The case for cellular immunity is more guarded. Vaccination of BMT donors against pertussis, measles, and mumps showed almost no transfer to the recipient,103 and donor reactivity to varicella zoster was rarely transmitted to recipients.104 Yet it has been shown for HCMV, EBV, hepatitis B, and in one case of myeloma, that it is possible to transfer donor cellular immune responses to recipients of BMT.105-108 More predictably, expansion of donor-derived antigen-specific HCMV or EBV T-cell clones in vitro, and their subsequent adoptive transfer to BMT recipients is an effective means of limiting disease.15,106,109 These studies are suggestive of a CD8⁺ CTL-dependent means of controlling infection, which agrees with studies showing the absolute dependence of protection from IP on the establishment of a CTL response.88,89,92 110 Therefore, it is plausible that vaccinating a BMT donor with a CTL epitope which induces the proliferation of CTL which lyse HCMV-infected cells might be sufficient in imparting immunity to the BMT recipient during the critical period after transplant.
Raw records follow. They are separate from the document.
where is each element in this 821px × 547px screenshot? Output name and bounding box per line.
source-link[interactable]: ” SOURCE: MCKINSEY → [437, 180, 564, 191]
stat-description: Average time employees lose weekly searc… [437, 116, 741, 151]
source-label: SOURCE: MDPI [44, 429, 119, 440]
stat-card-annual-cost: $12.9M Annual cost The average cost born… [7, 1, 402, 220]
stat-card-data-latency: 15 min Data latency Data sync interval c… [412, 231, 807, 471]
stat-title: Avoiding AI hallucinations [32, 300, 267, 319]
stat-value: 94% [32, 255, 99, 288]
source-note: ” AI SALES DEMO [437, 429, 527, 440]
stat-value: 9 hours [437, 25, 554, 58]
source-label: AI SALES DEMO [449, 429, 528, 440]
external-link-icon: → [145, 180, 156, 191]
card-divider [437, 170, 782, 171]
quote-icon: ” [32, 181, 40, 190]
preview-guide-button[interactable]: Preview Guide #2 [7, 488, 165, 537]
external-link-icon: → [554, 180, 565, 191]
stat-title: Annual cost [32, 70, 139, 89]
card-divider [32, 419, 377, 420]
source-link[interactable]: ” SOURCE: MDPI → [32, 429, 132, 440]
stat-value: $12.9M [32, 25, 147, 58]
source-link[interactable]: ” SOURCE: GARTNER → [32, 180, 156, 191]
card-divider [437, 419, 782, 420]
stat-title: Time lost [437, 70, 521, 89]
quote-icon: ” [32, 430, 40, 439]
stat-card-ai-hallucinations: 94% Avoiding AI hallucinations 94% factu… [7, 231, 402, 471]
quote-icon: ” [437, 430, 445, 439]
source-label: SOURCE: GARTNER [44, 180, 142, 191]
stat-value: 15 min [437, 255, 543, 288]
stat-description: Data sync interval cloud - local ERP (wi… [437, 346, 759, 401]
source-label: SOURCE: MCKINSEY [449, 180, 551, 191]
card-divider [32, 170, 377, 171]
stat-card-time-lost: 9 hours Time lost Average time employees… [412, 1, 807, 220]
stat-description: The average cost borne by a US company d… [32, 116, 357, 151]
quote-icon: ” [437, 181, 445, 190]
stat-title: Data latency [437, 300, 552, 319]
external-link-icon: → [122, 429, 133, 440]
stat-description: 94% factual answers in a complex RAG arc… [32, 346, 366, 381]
This is a candidate strategy to immunize individuals at risk for reactivation of HCMV in the transplant setting or establishing primary immunity in immunocompetent individuals.
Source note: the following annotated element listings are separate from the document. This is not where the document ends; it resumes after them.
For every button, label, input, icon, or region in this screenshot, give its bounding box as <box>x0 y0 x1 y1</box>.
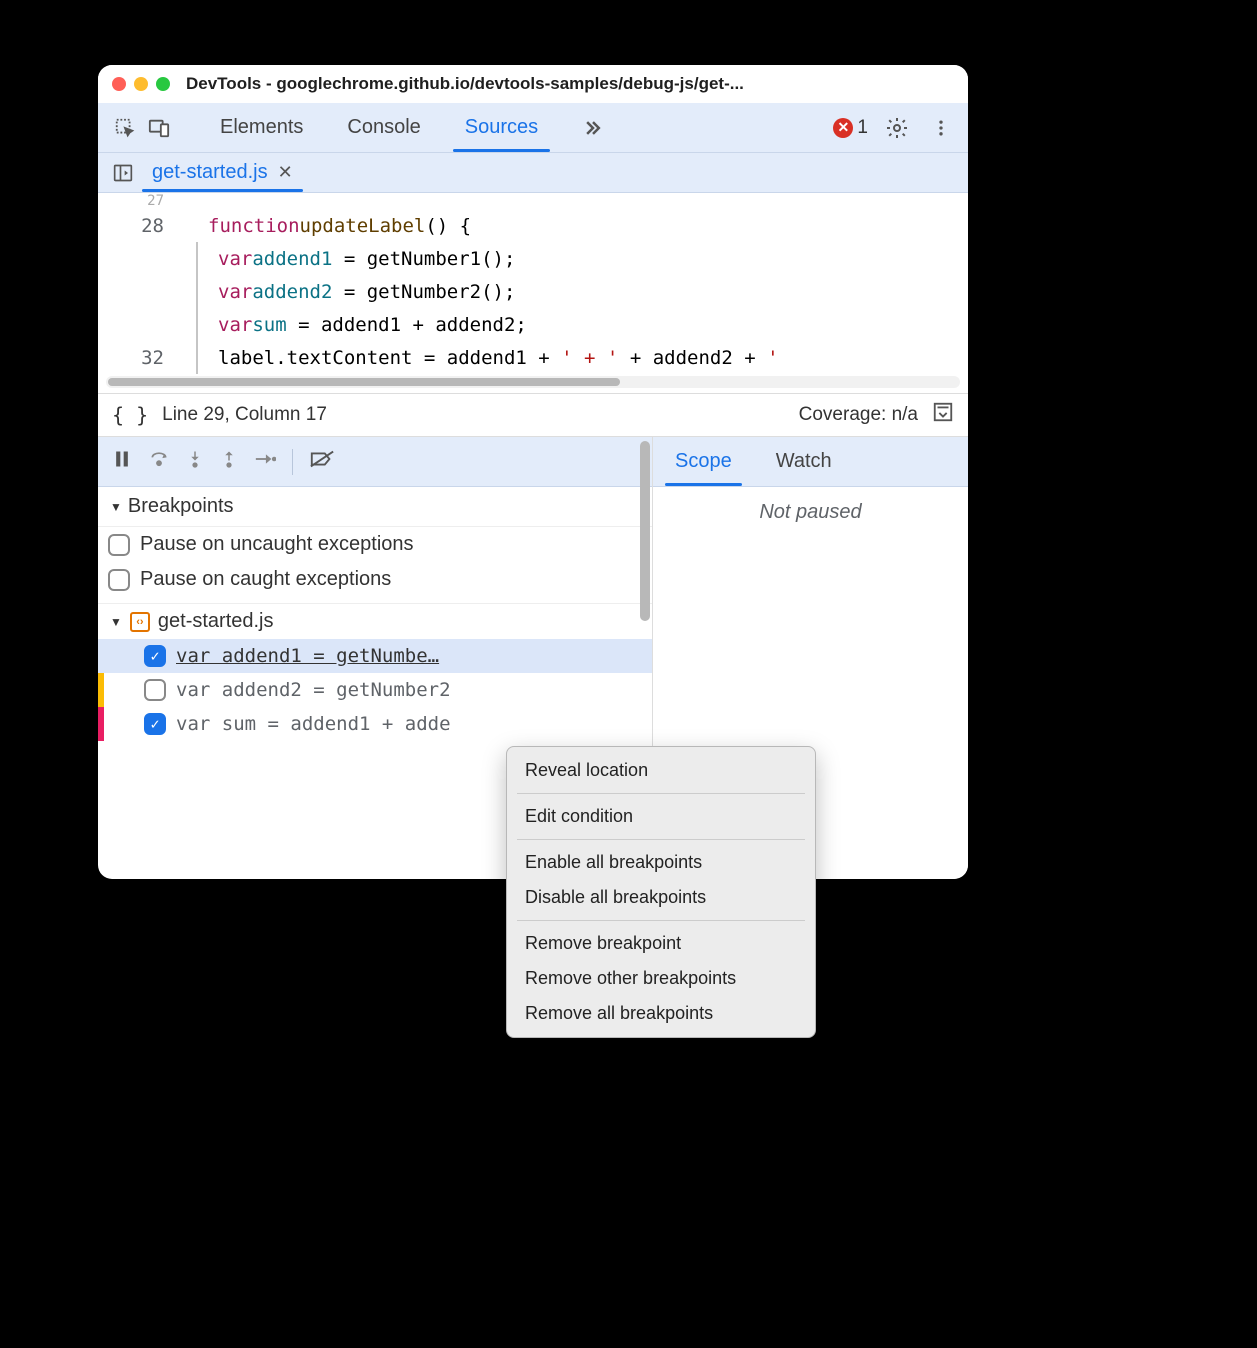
settings-icon[interactable] <box>882 113 912 143</box>
checkbox[interactable] <box>144 713 166 735</box>
deactivate-breakpoints-icon[interactable] <box>309 449 335 474</box>
pause-uncaught-label: Pause on uncaught exceptions <box>140 533 414 556</box>
line-number: 29 <box>149 248 172 270</box>
breakpoint-color-bar <box>98 707 104 741</box>
device-toggle-icon[interactable] <box>144 113 174 143</box>
js-file-icon: ‹› <box>130 612 150 632</box>
window-title: DevTools - googlechrome.github.io/devtoo… <box>186 74 744 94</box>
cursor-position: Line 29, Column 17 <box>162 404 327 426</box>
breakpoint-file-header[interactable]: ▼ ‹› get-started.js <box>98 603 652 639</box>
pause-icon[interactable] <box>112 449 132 474</box>
collapse-triangle-icon: ▼ <box>110 500 122 514</box>
vertical-scrollbar[interactable] <box>640 441 650 621</box>
file-tab-bar: get-started.js ✕ <box>98 153 968 193</box>
pause-caught-row[interactable]: Pause on caught exceptions <box>98 562 652 597</box>
code-line: var addend1 = getNumber1(); <box>196 242 515 275</box>
tab-watch[interactable]: Watch <box>754 437 854 486</box>
code-editor[interactable]: 27 28 function updateLabel() { 29 var ad… <box>98 193 968 393</box>
breakpoint-item[interactable]: var addend1 = getNumbe… <box>98 639 652 673</box>
collapse-icon[interactable] <box>932 401 954 429</box>
checkbox[interactable] <box>144 645 166 667</box>
line-number[interactable]: 32 <box>141 347 178 369</box>
menu-enable-all[interactable]: Enable all breakpoints <box>507 845 815 880</box>
context-menu: Reveal location Edit condition Enable al… <box>506 746 816 1038</box>
breakpoint-color-bar <box>98 673 104 707</box>
step-into-icon[interactable] <box>186 449 204 474</box>
code-line: var addend2 = getNumber2(); <box>196 275 515 308</box>
pause-caught-label: Pause on caught exceptions <box>140 568 391 591</box>
code-line: function updateLabel() { <box>178 209 471 242</box>
main-tabs: Elements Console Sources <box>198 103 626 152</box>
step-icon[interactable] <box>254 451 276 472</box>
breakpoint-item[interactable]: var sum = addend1 + adde <box>98 707 652 741</box>
tab-elements[interactable]: Elements <box>198 103 325 152</box>
pause-uncaught-row[interactable]: Pause on uncaught exceptions <box>98 527 652 562</box>
not-paused-label: Not paused <box>653 487 968 538</box>
menu-separator <box>517 920 805 921</box>
error-icon: ✕ <box>833 118 853 138</box>
scope-tabs: Scope Watch <box>653 437 968 487</box>
breakpoint-code: var sum = addend1 + adde <box>176 713 640 735</box>
breakpoint-item[interactable]: var addend2 = getNumber2 <box>98 673 652 707</box>
checkbox[interactable] <box>108 569 130 591</box>
breakpoint-code: var addend1 = getNumbe… <box>176 645 640 667</box>
code-line: label.textContent = addend1 + ' + ' + ad… <box>196 341 779 374</box>
tabs-overflow-icon[interactable] <box>560 103 626 152</box>
file-tab-get-started[interactable]: get-started.js ✕ <box>138 153 307 192</box>
line-number: 30 <box>149 281 172 303</box>
divider <box>292 449 293 475</box>
checkbox[interactable] <box>144 679 166 701</box>
error-count-value: 1 <box>857 117 868 139</box>
code-line: var sum = addend1 + addend2; <box>196 308 527 341</box>
tab-console[interactable]: Console <box>325 103 442 152</box>
step-over-icon[interactable] <box>148 449 170 474</box>
main-toolbar: Elements Console Sources ✕ 1 <box>98 103 968 153</box>
coverage-label: Coverage: n/a <box>799 404 918 426</box>
menu-remove-all[interactable]: Remove all breakpoints <box>507 996 815 1031</box>
menu-disable-all[interactable]: Disable all breakpoints <box>507 880 815 915</box>
horizontal-scrollbar[interactable] <box>106 376 960 388</box>
line-number: 27 <box>147 193 178 209</box>
debugger-toolbar <box>98 437 652 487</box>
menu-edit-condition[interactable]: Edit condition <box>507 799 815 834</box>
breakpoint-code: var addend2 = getNumber2 <box>176 679 640 701</box>
titlebar: DevTools - googlechrome.github.io/devtoo… <box>98 65 968 103</box>
navigator-toggle-icon[interactable] <box>108 163 138 183</box>
breakpoints-label: Breakpoints <box>128 495 234 518</box>
inspect-icon[interactable] <box>110 113 140 143</box>
menu-separator <box>517 793 805 794</box>
pretty-print-icon[interactable]: { } <box>112 403 148 427</box>
line-number: 31 <box>149 314 172 336</box>
error-count[interactable]: ✕ 1 <box>833 117 868 139</box>
collapse-triangle-icon: ▼ <box>110 615 122 629</box>
breakpoints-header[interactable]: ▼ Breakpoints <box>98 487 652 527</box>
editor-status-bar: { } Line 29, Column 17 Coverage: n/a <box>98 393 968 437</box>
tab-scope[interactable]: Scope <box>653 437 754 486</box>
more-icon[interactable] <box>926 113 956 143</box>
line-number[interactable]: 28 <box>141 215 178 237</box>
step-out-icon[interactable] <box>220 449 238 474</box>
menu-remove-other[interactable]: Remove other breakpoints <box>507 961 815 996</box>
window-controls <box>112 77 170 91</box>
maximize-window-button[interactable] <box>156 77 170 91</box>
minimize-window-button[interactable] <box>134 77 148 91</box>
close-icon[interactable]: ✕ <box>278 162 293 183</box>
close-window-button[interactable] <box>112 77 126 91</box>
file-tab-label: get-started.js <box>152 161 268 184</box>
tab-sources[interactable]: Sources <box>443 103 560 152</box>
menu-separator <box>517 839 805 840</box>
breakpoint-file-label: get-started.js <box>158 610 274 633</box>
menu-remove-breakpoint[interactable]: Remove breakpoint <box>507 926 815 961</box>
checkbox[interactable] <box>108 534 130 556</box>
menu-reveal-location[interactable]: Reveal location <box>507 753 815 788</box>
The authors thank the members of the COH Blood Bank and its director Dr I. Sniecinski and supervisor, Linda Aldridge, for providing quality blood products. Construction of vaccinia viruses and expression plasmids was accomplished by Drs Takuya Tsunoda and Xiping Liu with the aid of Hsinyi Chang. The WEHI-164 cell line was gratefully donated by Dr N. Ruddle. Drs V. Engelhard and W. Britt are gratefully acknowledged for providing us with HLA A2.1 transgenic mice, and recombinant vaccinia viruses for several HCMV proteins, respectively. We appreciate the time and effort devoted by Dr Z.W. Yu in teaching us how to raise murine CTL. Dr J.D.I. Ellenhorn is thanked for procuring skin biopsy specimens and for his acumen as an immunologist in critically reviewing the manuscript. Drs Stan Riddell and Phillip Greenberg are thanked for their advice, including the suggestion of the use of HAB for CTL generation. Drs R.F. Siliciano and J.A. Zaia are gratefully acknowledged for providing continuous and professional expertise in reviewing the manuscript and making suggestions for its improvement.